La Serbie met en garde contre les prochaines mesures pour les élections du 3 avril

Le chef du Bureau pour le Kosovo au gouvernement serbe, Petar Petkov, a déclaré lundi que les autorités du Kosovo veulent empêcher les Serbes du Kosovo de voter le 3 avril aux élections législatives et présidentielles de Serbie. Petkovic l'a nommée “dénie” et <x2-magimation” Premier ministre du Kosovo Albin La déclaration de Kurti qu'il a la bonne volonté [...]
Petkov l'a nommée “comme” et <x2 presspoint” La déclaration du Premier ministre du Kosovo, Albin Kurti, selon laquelle il y a une bonne volonté de tenir les élections serbes au Kosovo.
Selon le communiqué publié par son bureau, la position de la République de Serbie et de ses organes d'État concernant la nouvelle situation sera annoncée demain (22 mars), après la session du Conseil national de sécurité, où elle sera également fixée pour les prochaines étapes”.
Officiel “Belgrade attend des pays quints qu'ils prennent clairement et sans équivoque position pour le chantage et le sabotage de Pristina, ainsi que pour avoir violé les droits fondamentaux, civils et démocratiques des Serbes du Kosovo”, dit-on dans le communiqué.

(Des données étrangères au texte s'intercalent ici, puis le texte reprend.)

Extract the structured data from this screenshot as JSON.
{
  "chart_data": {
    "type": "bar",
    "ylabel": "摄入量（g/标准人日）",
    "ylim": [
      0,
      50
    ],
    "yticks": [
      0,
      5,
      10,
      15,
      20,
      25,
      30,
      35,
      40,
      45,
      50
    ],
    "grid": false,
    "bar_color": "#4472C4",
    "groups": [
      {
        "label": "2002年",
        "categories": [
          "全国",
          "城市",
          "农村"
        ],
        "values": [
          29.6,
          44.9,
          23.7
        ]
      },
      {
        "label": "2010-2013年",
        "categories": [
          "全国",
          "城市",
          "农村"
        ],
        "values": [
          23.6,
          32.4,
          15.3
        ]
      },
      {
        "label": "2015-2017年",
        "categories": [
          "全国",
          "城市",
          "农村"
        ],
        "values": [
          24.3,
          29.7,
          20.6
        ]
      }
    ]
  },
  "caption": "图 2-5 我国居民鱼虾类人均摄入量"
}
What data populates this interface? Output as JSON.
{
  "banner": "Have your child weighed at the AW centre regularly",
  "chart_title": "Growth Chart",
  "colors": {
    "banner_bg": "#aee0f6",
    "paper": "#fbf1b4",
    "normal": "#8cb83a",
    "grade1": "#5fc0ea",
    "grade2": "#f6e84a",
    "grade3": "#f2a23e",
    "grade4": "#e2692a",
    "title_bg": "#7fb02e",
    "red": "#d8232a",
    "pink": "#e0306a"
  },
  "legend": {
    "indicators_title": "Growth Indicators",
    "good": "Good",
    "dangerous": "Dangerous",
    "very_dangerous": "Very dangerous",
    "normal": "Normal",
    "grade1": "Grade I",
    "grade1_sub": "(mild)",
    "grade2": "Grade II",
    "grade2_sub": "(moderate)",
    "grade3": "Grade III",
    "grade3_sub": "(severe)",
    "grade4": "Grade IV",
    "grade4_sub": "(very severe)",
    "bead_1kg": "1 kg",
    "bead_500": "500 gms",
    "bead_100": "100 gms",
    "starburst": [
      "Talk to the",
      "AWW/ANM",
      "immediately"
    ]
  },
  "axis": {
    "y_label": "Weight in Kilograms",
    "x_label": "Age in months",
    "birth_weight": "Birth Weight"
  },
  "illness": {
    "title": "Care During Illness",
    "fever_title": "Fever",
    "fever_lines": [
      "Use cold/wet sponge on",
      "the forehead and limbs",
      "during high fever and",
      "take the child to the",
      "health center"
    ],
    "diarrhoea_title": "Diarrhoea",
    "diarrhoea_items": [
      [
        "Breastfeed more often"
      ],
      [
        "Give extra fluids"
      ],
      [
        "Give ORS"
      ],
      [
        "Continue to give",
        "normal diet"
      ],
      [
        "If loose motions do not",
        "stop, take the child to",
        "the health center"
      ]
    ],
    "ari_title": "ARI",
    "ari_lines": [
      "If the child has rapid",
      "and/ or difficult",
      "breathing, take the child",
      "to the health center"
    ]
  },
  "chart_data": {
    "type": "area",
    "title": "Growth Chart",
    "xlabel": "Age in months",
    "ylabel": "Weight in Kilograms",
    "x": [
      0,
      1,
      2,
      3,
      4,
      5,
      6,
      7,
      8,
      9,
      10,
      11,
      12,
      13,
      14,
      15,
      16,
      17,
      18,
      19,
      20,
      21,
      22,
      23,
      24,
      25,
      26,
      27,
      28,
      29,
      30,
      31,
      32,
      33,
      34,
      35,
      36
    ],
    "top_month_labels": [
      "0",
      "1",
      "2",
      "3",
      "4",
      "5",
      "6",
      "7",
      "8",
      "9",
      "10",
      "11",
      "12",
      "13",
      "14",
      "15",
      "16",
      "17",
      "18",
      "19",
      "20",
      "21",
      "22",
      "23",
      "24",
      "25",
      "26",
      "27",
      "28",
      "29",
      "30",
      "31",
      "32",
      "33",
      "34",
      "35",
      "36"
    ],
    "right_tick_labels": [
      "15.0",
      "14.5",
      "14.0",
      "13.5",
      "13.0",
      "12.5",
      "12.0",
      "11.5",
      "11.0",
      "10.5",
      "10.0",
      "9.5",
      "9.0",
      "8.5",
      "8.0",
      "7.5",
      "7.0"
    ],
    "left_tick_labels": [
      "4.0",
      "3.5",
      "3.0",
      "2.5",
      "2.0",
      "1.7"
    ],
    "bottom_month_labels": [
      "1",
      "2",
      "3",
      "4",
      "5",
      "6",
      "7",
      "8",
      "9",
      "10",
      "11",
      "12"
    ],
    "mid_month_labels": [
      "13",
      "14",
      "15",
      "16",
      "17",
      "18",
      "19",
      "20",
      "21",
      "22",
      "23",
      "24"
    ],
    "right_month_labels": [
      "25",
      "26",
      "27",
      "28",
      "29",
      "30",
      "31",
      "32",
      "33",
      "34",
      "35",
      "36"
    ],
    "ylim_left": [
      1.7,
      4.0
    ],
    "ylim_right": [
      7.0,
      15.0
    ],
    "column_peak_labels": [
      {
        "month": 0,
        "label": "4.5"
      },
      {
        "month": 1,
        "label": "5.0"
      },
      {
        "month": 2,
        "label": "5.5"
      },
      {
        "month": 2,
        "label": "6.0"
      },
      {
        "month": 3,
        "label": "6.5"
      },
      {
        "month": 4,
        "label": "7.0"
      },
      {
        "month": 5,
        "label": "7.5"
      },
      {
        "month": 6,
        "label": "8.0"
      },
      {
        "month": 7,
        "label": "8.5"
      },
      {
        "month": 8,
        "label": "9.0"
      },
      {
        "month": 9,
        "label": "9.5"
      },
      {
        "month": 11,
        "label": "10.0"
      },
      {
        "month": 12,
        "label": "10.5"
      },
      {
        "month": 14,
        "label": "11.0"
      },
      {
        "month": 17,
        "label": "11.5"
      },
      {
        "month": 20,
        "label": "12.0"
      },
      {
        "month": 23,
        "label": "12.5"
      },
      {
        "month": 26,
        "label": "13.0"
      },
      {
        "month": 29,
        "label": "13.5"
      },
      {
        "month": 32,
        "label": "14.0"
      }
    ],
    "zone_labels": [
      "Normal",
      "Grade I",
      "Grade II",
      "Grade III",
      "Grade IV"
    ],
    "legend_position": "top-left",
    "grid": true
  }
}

Le 21 mars, les autorités du Kosovo ont indiqué que la Serbie n'avait pas demandé directement la tenue de ces élections sur le territoire du Kosovo.
Le 14 mars, Mimoza Kusari a terminé avec Lila, chef du Groupe parlementaire du parti au pouvoir au Kosovo, le Mouvement Vetevendosje a déclaré que Belgrade s'est tourné vers les institutions internationales pour la possibilité de tenir des élections au Kosovo, mais, comme il l'a dit, les autorités souveraines au Kosovo sont le gouvernement du Kosovo et les institutions du Kosovo.
Entre-temps, le Premier ministre du Kosovo, Albin Kurti, a déclaré la semaine dernière qu'il était en contact avec les États du Quint pour trouver une solution pour les Serbes du Kosovo qui souhaitent voter à cette élection. Le chef de l'exécutif du Kosovo a déclaré qu'il visait à ce que les droits des Serbes ne soient pas violés, mais à ce qu'ils ne violent pas la citoyenneté du Kosovo.
Au début de cette année, les institutions du Kosovo n'ont autorisé les Serbes du Kosovo à voter pour un référendum constitutionnel sur la Serbie que par l'intermédiaire du Bureau d'interconnexion de la Serbie et du poste.
Auparavant, il y avait une pratique au Kosovo, où la mission de l'Organisation pour la sécurité et la coopération du Kosovo en Europe (OSBE) a recueilli les voix des citoyens serbes, puis ils ont été envoyés à Rashka et Vranje deux villes frontalières serbes pour compter.
Cette pratique est en vigueur depuis 2017, et les autorités du Kosovo l'ont autorisée.
De l'OSCE, ils ont dit à Radio Free Europe qu'ils étaient prêts à recueillir des voix pour les élections du 3 avril, mais avec le consentement de toutes les institutions concernées.